Wales finds its voice

John Osmond says today’s emphatic referendum Yes campaign victory declares the Welsh people want to be citizens of their own country

Wales voted overwhelmingly, by nearly two to one, in favour of full primary legislative powers for the National Assembly in Thursday’s referendum. Barring Monmouth which, after a recount only narrowly failed to approve the change, every county in Wales voted Yes. This unity will be extremely important for the future of the National Assembly. It can now move on, confident that it has backing from every corner of the country.

Area Yes No Turnout
Wales 517,132 (63.5%) 297,380 (36.5%) 35.4%
Blaenau Gwent 11,869 (68.87%) 5,366 (31.13%) 32.44%
Denbighshire 15,793 (61.85%) 9,742 (38.15%) 34.47%
Wrexham 17,606 (64.09%) 9,863 (35.91%) 27.04%
Anglesey 14,011 (64.77%) 7,620 (35.23%) 43.83%
Pembrokeshire 19,600 (54.98%) 16,050 (45.02%) 38.73%
Powys 21,072 (51.64%) 19,730 (48.36%) 39.68%
Conwy 18,368 (59.72%) 12,390 (40.28%) 33.79%
Merthyr Tydfil 9,136 (68.86%) 4,132 (31.14%) 30.12%
Neath Port Talbot 29,957 (73%) 11,079 (27%) 38.00%
Newport 15,983 (54.76%) 13,204 (45.24%) 27.90%
Caerphilly 28,431 (64.35%) 15,751 (35.65%) 34.55%
Flintshire 21,119 (62.06%) 12,913 (37.94%) 29.45%
Vale of Glamorgan 19,430 (52.54%) 17,551 (47.46%) 40.10%
Swansea 38,496 (63.21%) 22,409 (36.79%) 32.90%
Ceredigion 16,505 (66.24%) 8,412 (33.76%) 44.07%
Bridgend 25,063 (68.11%) 11,736 (31.89%) 35.64%
Torfaen 14,655 (62.78%) 8,688 (37.22%) 33.82%
Carmarthenshire 42,979 (70.82%) 17,712 (29.18%) 44.36%
Rhondda Cynon Taf 43,051 (70.71%) 17,834 (29.29%) 34.62%
Monmouthshire 12,381 (49.36%) 12,701 (50.64%) 35.83%
Gwynedd 28,200 (76.03%) 8,891 (23.97%) 43.39%
Cardiff 53,427 (61.39%) 33,606 (38.61%) 35.16%

The turn-out was not the disaster that some had predicted. Overall it was 35.2 per cent, safely above the 30 per cent that some commentators have argued would undermine the legitimacy of the result. Cardiff, the final county to declare yesterday afternoon, came in at 35.16 per cent. Cardiff was also significant since, as with most of the eastern counties it voted No in 1997. Its 53,217 Yes votes pushed the total Welsh Yes above a symbolic half-a-million.

In 1997 Wales was divided between east and west, with west Wales and the Valleys combining to deliver the narrowest of victories. In 2011 there is now a pro-devolution consensus across the whole of Wales. Counties like Flintshire, Powys, Pembrokeshire, Cardiff and Newport which voted No in 1997 this year voted Yes by a margin.

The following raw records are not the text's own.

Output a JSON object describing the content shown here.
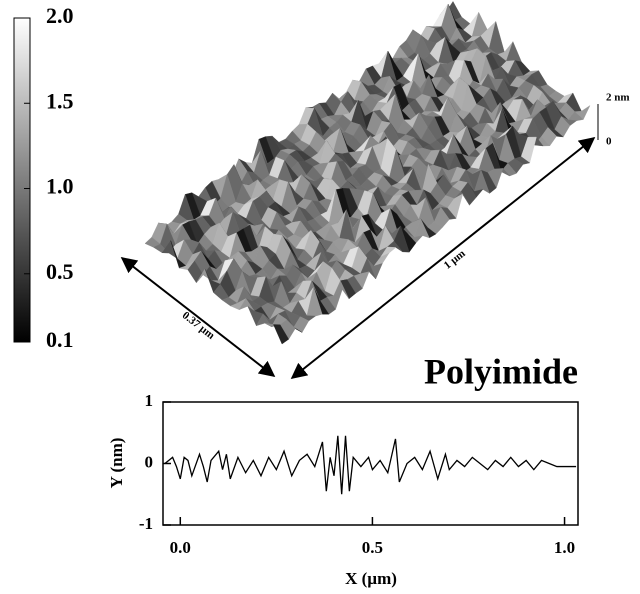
{
  "chart_data": [
    {
      "type": "surface",
      "clim": [
        0.1,
        2
      ],
      "cticks": [
        {
          "value": 2,
          "label": "2.0"
        },
        {
          "value": 1.5,
          "label": "1.5"
        },
        {
          "value": 1,
          "label": "1.0"
        },
        {
          "value": 0.5,
          "label": "0.5"
        },
        {
          "value": 0.1,
          "label": "0.1"
        }
      ],
      "z_scale_labels": [
        "2 nm",
        "0"
      ],
      "length_label": "1 µm",
      "width_label": "0.37 µm"
    },
    {
      "type": "line",
      "title": "Polyimide",
      "xlabel": "X (µm)",
      "ylabel": "Y (nm)",
      "color": "#000000",
      "x": [
        -0.04,
        -0.02,
        -0.01,
        0.0,
        0.01,
        0.02,
        0.03,
        0.05,
        0.06,
        0.07,
        0.08,
        0.1,
        0.11,
        0.12,
        0.13,
        0.15,
        0.17,
        0.19,
        0.21,
        0.23,
        0.25,
        0.27,
        0.29,
        0.31,
        0.33,
        0.35,
        0.37,
        0.38,
        0.39,
        0.4,
        0.41,
        0.42,
        0.43,
        0.44,
        0.45,
        0.47,
        0.49,
        0.5,
        0.52,
        0.54,
        0.56,
        0.57,
        0.59,
        0.61,
        0.63,
        0.65,
        0.67,
        0.69,
        0.7,
        0.72,
        0.74,
        0.76,
        0.78,
        0.8,
        0.82,
        0.84,
        0.86,
        0.88,
        0.9,
        0.92,
        0.94,
        0.96,
        0.98,
        1.0,
        1.03
      ],
      "values": [
        0.0,
        0.1,
        -0.05,
        -0.25,
        0.1,
        0.05,
        -0.2,
        0.15,
        -0.05,
        -0.3,
        0.05,
        0.2,
        -0.1,
        0.15,
        -0.25,
        0.1,
        -0.15,
        0.05,
        -0.2,
        0.1,
        -0.1,
        0.2,
        -0.2,
        0.05,
        0.15,
        -0.05,
        0.35,
        -0.45,
        0.1,
        -0.2,
        0.45,
        -0.5,
        0.45,
        -0.45,
        0.1,
        -0.05,
        0.1,
        -0.1,
        0.05,
        -0.15,
        0.4,
        -0.3,
        0.0,
        0.1,
        -0.1,
        0.2,
        -0.25,
        0.15,
        -0.1,
        0.05,
        -0.05,
        0.1,
        0.0,
        -0.1,
        0.05,
        -0.05,
        0.1,
        -0.05,
        0.05,
        -0.1,
        0.05,
        0.0,
        -0.05,
        -0.05,
        -0.05
      ],
      "xlim": [
        -0.045,
        1.035
      ],
      "ylim": [
        -1,
        1
      ],
      "xticks": [
        {
          "value": 0,
          "label": "0.0"
        },
        {
          "value": 0.5,
          "label": "0.5"
        },
        {
          "value": 1,
          "label": "1.0"
        }
      ],
      "yticks": [
        -1,
        0,
        1
      ]
    }
  ]
}
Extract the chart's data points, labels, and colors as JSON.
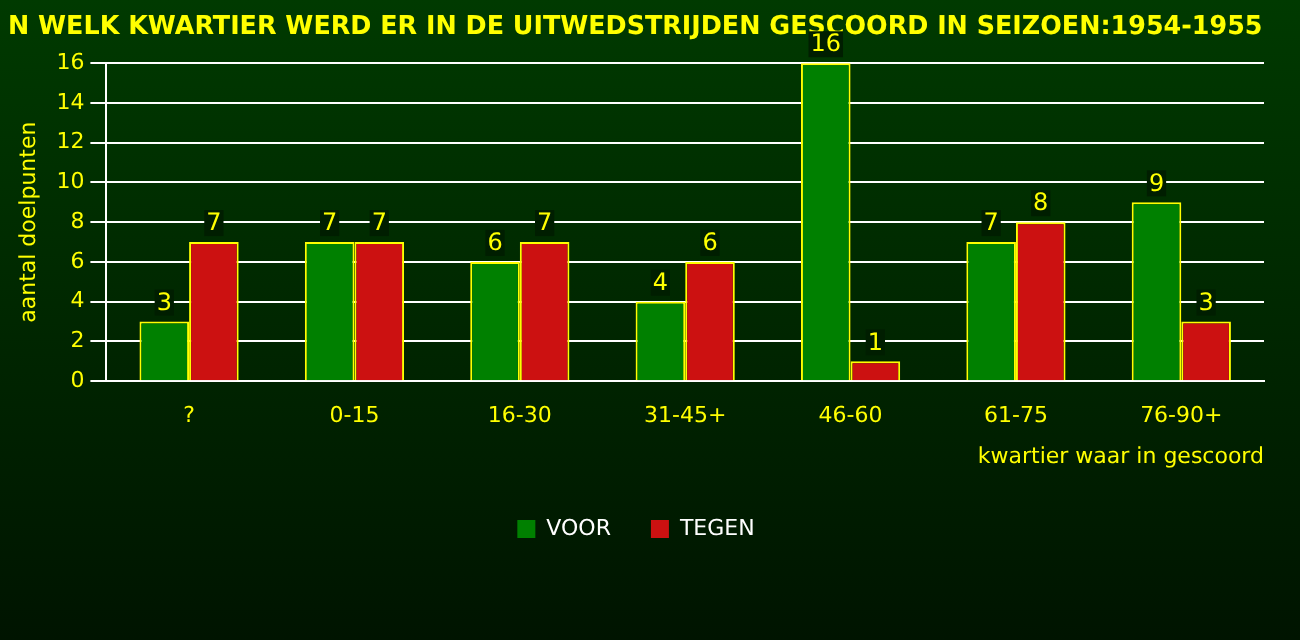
{
  "chart_data": {
    "type": "bar",
    "title": "N WELK KWARTIER WERD ER IN DE UITWEDSTRIJDEN GESCOORD IN SEIZOEN:1954-1955",
    "xlabel": "kwartier waar in gescoord",
    "ylabel": "aantal doelpunten",
    "categories": [
      "?",
      "0-15",
      "16-30",
      "31-45+",
      "46-60",
      "61-75",
      "76-90+"
    ],
    "series": [
      {
        "name": "VOOR",
        "color": "#008000",
        "values": [
          3,
          7,
          6,
          4,
          16,
          7,
          9
        ]
      },
      {
        "name": "TEGEN",
        "color": "#cc1111",
        "values": [
          7,
          7,
          7,
          6,
          1,
          8,
          3
        ]
      }
    ],
    "ylim": [
      0,
      16
    ],
    "yticks": [
      0,
      2,
      4,
      6,
      8,
      10,
      12,
      14,
      16
    ],
    "grid": "y",
    "legend": "bottom",
    "data_labels": true
  }
}
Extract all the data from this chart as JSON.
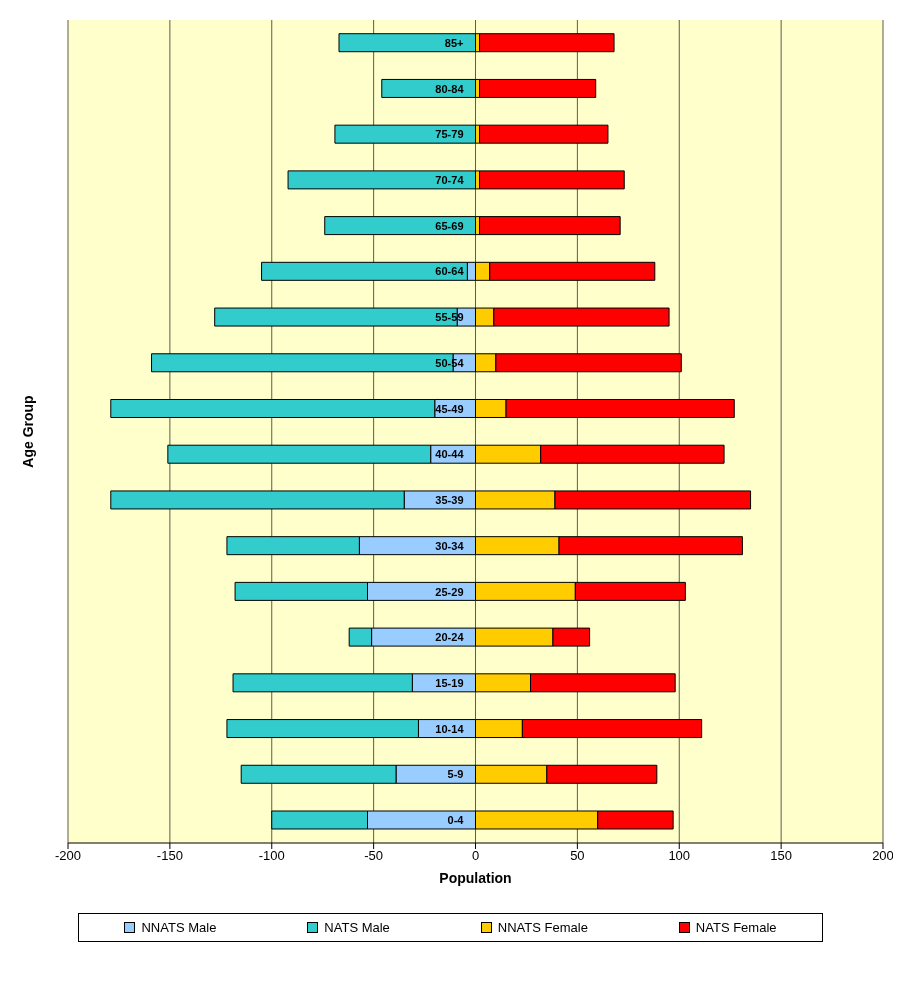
{
  "chart_data": {
    "type": "bar",
    "orientation": "horizontal",
    "stacked": true,
    "xlabel": "Population",
    "ylabel": "Age Group",
    "categories": [
      "85+",
      "80-84",
      "75-79",
      "70-74",
      "65-69",
      "60-64",
      "55-59",
      "50-54",
      "45-49",
      "40-44",
      "35-39",
      "30-34",
      "25-29",
      "20-24",
      "15-19",
      "10-14",
      "5-9",
      "0-4"
    ],
    "series": [
      {
        "name": "NNATS Male",
        "color": "#99ccff",
        "values": [
          null,
          null,
          null,
          null,
          null,
          -4,
          -9,
          -11,
          -20,
          -22,
          -35,
          -57,
          -53,
          -51,
          -31,
          -28,
          -39,
          -53
        ]
      },
      {
        "name": "NATS Male",
        "color": "#33cccc",
        "values": [
          -67,
          -46,
          -69,
          -92,
          -74,
          -101,
          -119,
          -148,
          -159,
          -129,
          -144,
          -65,
          -65,
          -11,
          -88,
          -94,
          -76,
          -47
        ]
      },
      {
        "name": "NNATS Female",
        "color": "#ffcc00",
        "values": [
          2,
          2,
          2,
          2,
          2,
          7,
          9,
          10,
          15,
          32,
          39,
          41,
          49,
          38,
          27,
          23,
          35,
          60
        ]
      },
      {
        "name": "NATS Female",
        "color": "#ff0000",
        "values": [
          66,
          57,
          63,
          71,
          69,
          81,
          86,
          91,
          112,
          90,
          96,
          90,
          54,
          18,
          71,
          88,
          54,
          37
        ]
      }
    ],
    "xlim": [
      -200,
      200
    ],
    "xticks": [
      -200,
      -150,
      -100,
      -50,
      0,
      50,
      100,
      150,
      200
    ],
    "grid": "x",
    "legend": "bottom"
  }
}
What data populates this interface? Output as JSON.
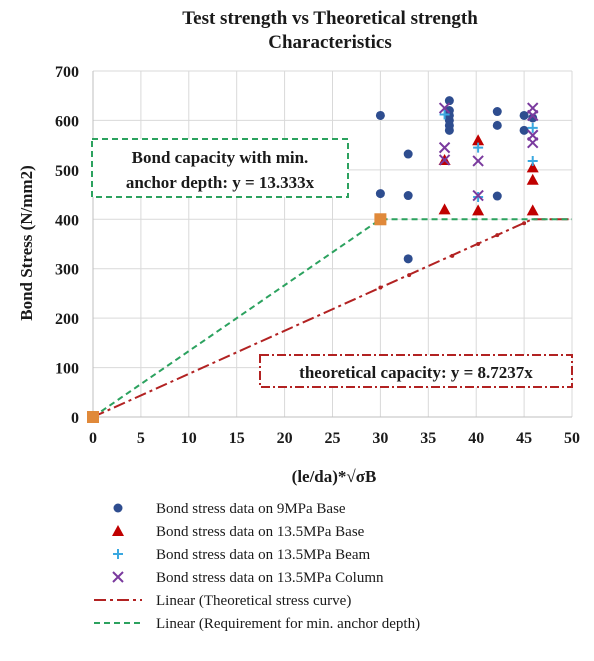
{
  "chart_data": {
    "type": "scatter",
    "title": "Test strength vs Theoretical strength",
    "subtitle": "Characteristics",
    "xlabel": "(le/da)*√σB",
    "ylabel": "Bond Stress (N/mm2)",
    "xlim": [
      0,
      50
    ],
    "ylim": [
      0,
      700
    ],
    "xticks": [
      "0",
      "5",
      "10",
      "15",
      "20",
      "25",
      "30",
      "35",
      "40",
      "45",
      "50"
    ],
    "yticks": [
      "0",
      "100",
      "200",
      "300",
      "400",
      "500",
      "600",
      "700"
    ],
    "grid": true,
    "legend_position": "bottom",
    "series": [
      {
        "name": "Bond stress data on 9MPa Base",
        "marker": "circle",
        "color": "#2e4d8f",
        "points": [
          [
            30,
            610
          ],
          [
            30,
            452
          ],
          [
            32.9,
            532
          ],
          [
            32.9,
            448
          ],
          [
            32.9,
            320
          ],
          [
            37.2,
            640
          ],
          [
            37.2,
            620
          ],
          [
            37.2,
            610
          ],
          [
            37.2,
            600
          ],
          [
            37.2,
            590
          ],
          [
            37.2,
            580
          ],
          [
            42.2,
            618
          ],
          [
            42.2,
            590
          ],
          [
            42.2,
            447
          ],
          [
            45,
            610
          ],
          [
            45,
            580
          ],
          [
            45.9,
            605
          ]
        ]
      },
      {
        "name": "Bond stress data on 13.5MPa Base",
        "marker": "triangle",
        "color": "#c00000",
        "points": [
          [
            36.7,
            520
          ],
          [
            36.7,
            420
          ],
          [
            40.2,
            560
          ],
          [
            40.2,
            418
          ],
          [
            45.9,
            505
          ],
          [
            45.9,
            480
          ],
          [
            45.9,
            418
          ]
        ]
      },
      {
        "name": "Bond stress data on 13.5MPa Beam",
        "marker": "plus",
        "color": "#3aa8e0",
        "points": [
          [
            36.7,
            612
          ],
          [
            40.2,
            545
          ],
          [
            40.2,
            445
          ],
          [
            45.9,
            585
          ],
          [
            45.9,
            518
          ]
        ]
      },
      {
        "name": "Bond stress data on 13.5MPa Column",
        "marker": "x",
        "color": "#7a3a9e",
        "points": [
          [
            36.7,
            625
          ],
          [
            36.7,
            545
          ],
          [
            36.7,
            520
          ],
          [
            40.2,
            518
          ],
          [
            40.2,
            448
          ],
          [
            45.9,
            625
          ],
          [
            45.9,
            610
          ],
          [
            45.9,
            570
          ],
          [
            45.9,
            555
          ]
        ]
      }
    ],
    "lines": [
      {
        "name": "Linear (Theoretical stress curve)",
        "style": "dash-dot",
        "color": "#b22222",
        "points": [
          [
            0,
            0
          ],
          [
            45.85,
            400
          ],
          [
            50,
            400
          ]
        ]
      },
      {
        "name": "Linear (Requirement for min. anchor depth)",
        "style": "dashed",
        "color": "#2ca25f",
        "points": [
          [
            0,
            0
          ],
          [
            30,
            400
          ],
          [
            50,
            400
          ]
        ]
      }
    ],
    "special_points": {
      "color": "#e0893a",
      "points": [
        [
          0,
          0
        ],
        [
          30,
          400
        ]
      ]
    },
    "annotations": [
      {
        "id": "min-depth",
        "lines": [
          "Bond capacity with min.",
          "anchor depth: y = 13.333x"
        ],
        "border_color": "#2ca25f"
      },
      {
        "id": "theoretical",
        "lines": [
          "theoretical capacity: y = 8.7237x"
        ],
        "border_color": "#b22222"
      }
    ]
  }
}
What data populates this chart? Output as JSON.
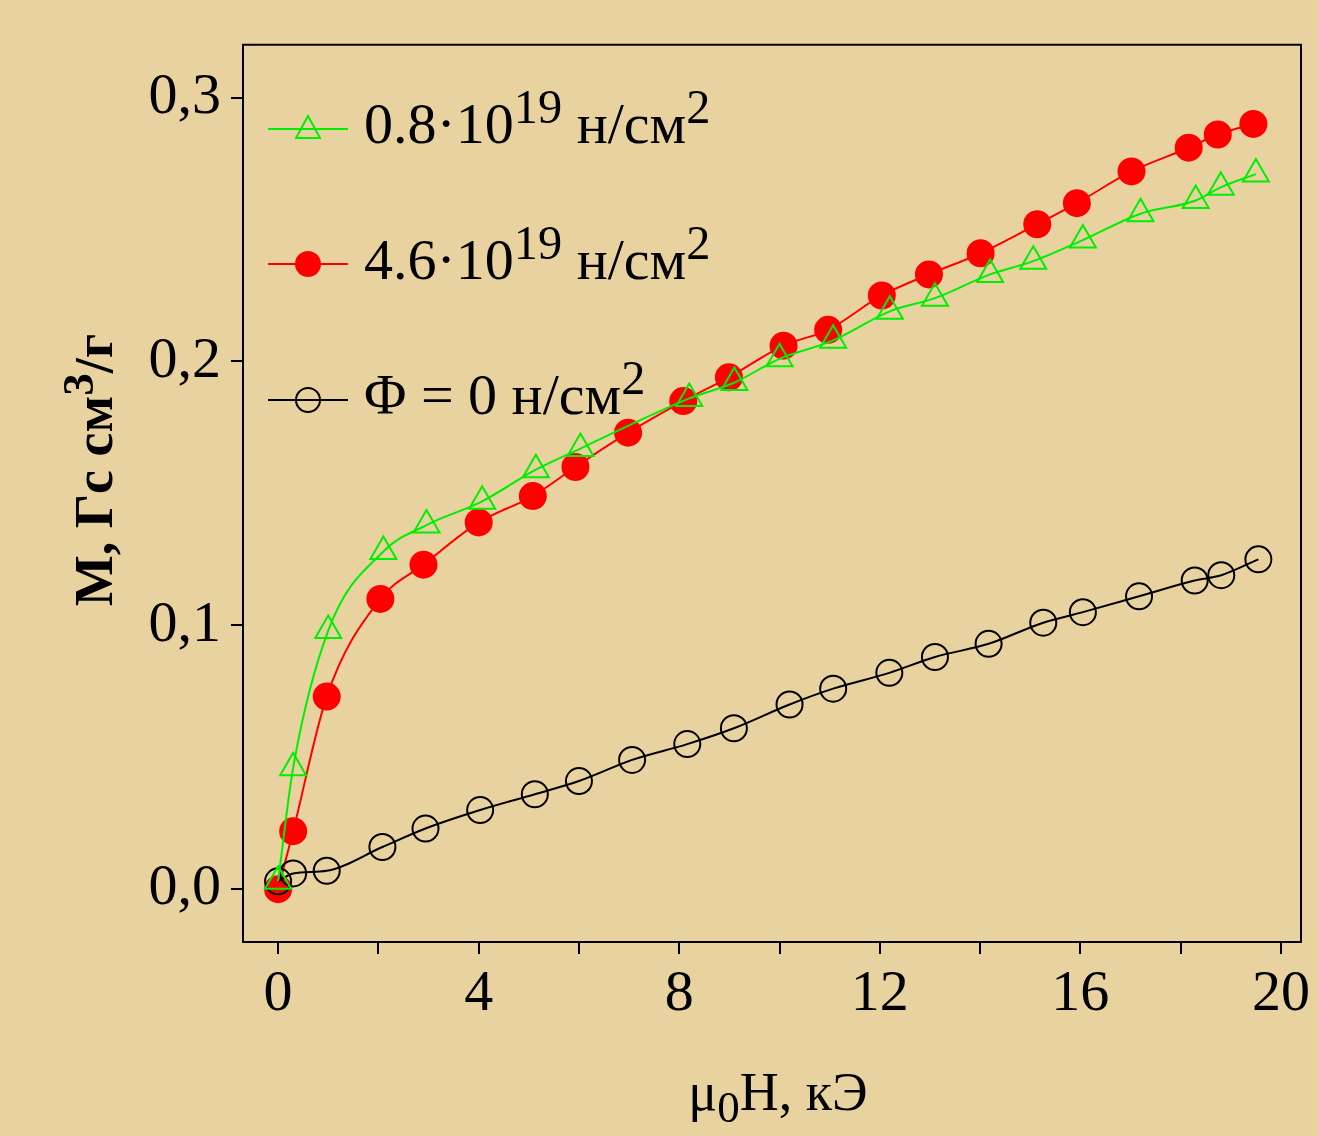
{
  "chart_data": {
    "type": "line",
    "xlabel": "μ$_{0}$H, кЭ",
    "ylabel": "M, Гс см$^{3}$/г",
    "xlim": [
      -0.7,
      20.4
    ],
    "ylim": [
      -0.02,
      0.32
    ],
    "xticks": [
      0,
      {
        "value": 2,
        "label": null
      },
      4,
      {
        "value": 6,
        "label": null
      },
      8,
      {
        "value": 10,
        "label": null
      },
      12,
      {
        "value": 14,
        "label": null
      },
      16,
      {
        "value": 18,
        "label": null
      },
      20
    ],
    "yticks": [
      {
        "value": 0,
        "label": "0,0"
      },
      {
        "value": 0.1,
        "label": "0,1"
      },
      {
        "value": 0.2,
        "label": "0,2"
      },
      {
        "value": 0.3,
        "label": "0,3"
      }
    ],
    "legend": "top left",
    "series": [
      {
        "name": "0.8·10$^{19}$ н/см$^{2}$",
        "color": "#00ee00",
        "marker": "triangle",
        "x": [
          0,
          0.3,
          1.0,
          2.1,
          2.96,
          4.07,
          5.14,
          6.03,
          8.2,
          9.1,
          10.0,
          11.07,
          12.2,
          13.1,
          14.2,
          15.06,
          16.05,
          17.2,
          18.3,
          18.8,
          19.5
        ],
        "values": [
          0.003,
          0.046,
          0.098,
          0.128,
          0.138,
          0.147,
          0.159,
          0.167,
          0.186,
          0.192,
          0.201,
          0.208,
          0.219,
          0.224,
          0.233,
          0.238,
          0.246,
          0.256,
          0.261,
          0.266,
          0.271
        ]
      },
      {
        "name": "4.6·10$^{19}$ н/см$^{2}$",
        "color": "#ff0000",
        "marker": "circle",
        "x": [
          0,
          0.3,
          0.97,
          2.04,
          2.9,
          4.0,
          5.08,
          5.93,
          6.98,
          8.08,
          8.99,
          10.08,
          10.97,
          12.04,
          12.98,
          14.01,
          15.14,
          15.93,
          17.02,
          18.16,
          18.74,
          19.45
        ],
        "values": [
          0.0,
          0.022,
          0.073,
          0.11,
          0.123,
          0.139,
          0.149,
          0.16,
          0.173,
          0.185,
          0.194,
          0.206,
          0.212,
          0.225,
          0.233,
          0.241,
          0.252,
          0.26,
          0.272,
          0.281,
          0.286,
          0.29
        ]
      },
      {
        "name": "Φ = 0 н/см$^{2}$",
        "color": "#000000",
        "marker": "circle",
        "x": [
          0,
          0.3,
          0.97,
          2.08,
          2.94,
          4.03,
          5.12,
          6.0,
          7.06,
          8.16,
          9.09,
          10.2,
          11.07,
          12.19,
          13.1,
          14.17,
          15.26,
          16.05,
          17.17,
          18.28,
          18.81,
          19.55
        ],
        "values": [
          0.003,
          0.006,
          0.007,
          0.016,
          0.023,
          0.03,
          0.036,
          0.041,
          0.049,
          0.055,
          0.061,
          0.07,
          0.076,
          0.082,
          0.088,
          0.093,
          0.101,
          0.105,
          0.111,
          0.117,
          0.119,
          0.125
        ]
      }
    ]
  }
}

As in 1997 the strongest support for devolution is in west Wales and the Valleys where the highest turn-outs and highest proportion of Yes votes were to be found. But the swing to the Yes side in former No voting counties along the border was truly remarkable. Even in Monmouthshire the swing to the Yes camp was 17 per cent, with a wafer thin 320 majority for the No campaign.

All this is a major boost for the National Assembly and for Wales’ standing in the world. As Roger Lewis, chair of Yes campaign, put it at the end of the count, “Wales has found its voice.”

This will now be used to shout loudly for a fair funding formula to be applied to calculating the block grant that is handed down from Westminster.  Following publication of the Holtham Commission’s report last year no-one at either end of the M4 is now denying that Wales is losing out badly as a result of the Treasury’s Barnett formula which operates on the basis of a head count and fails to take account of need in distributing money to the devolved institutions across the UK. Significantly, the London coalition agreement between the Conservatives and the Liberal Democrats only committed to addressing this if there was a Yes vote in the referendum. This has now been delivered.

The underlying agenda of the No campaign in the referendum was to dispose of the Assembly altogether. The naysayers were the remnant of the 1979 and 1997 No campaigns, whittled down to their last redoubt in Newbridge.

Wales has told them where to go. Devolution is here to stay. As I argued here yesterday, this referendum represents an existential affirmation of the road Wales now wants to travel. The choice is to build a country which has strong civic foundations, headed by what we can truly call the Senedd in Cardiff Bay. Wales has its Parliament. Our people want to be citizens of their own country. That’s what they voted for yesterday, in large and overwhelming numbers.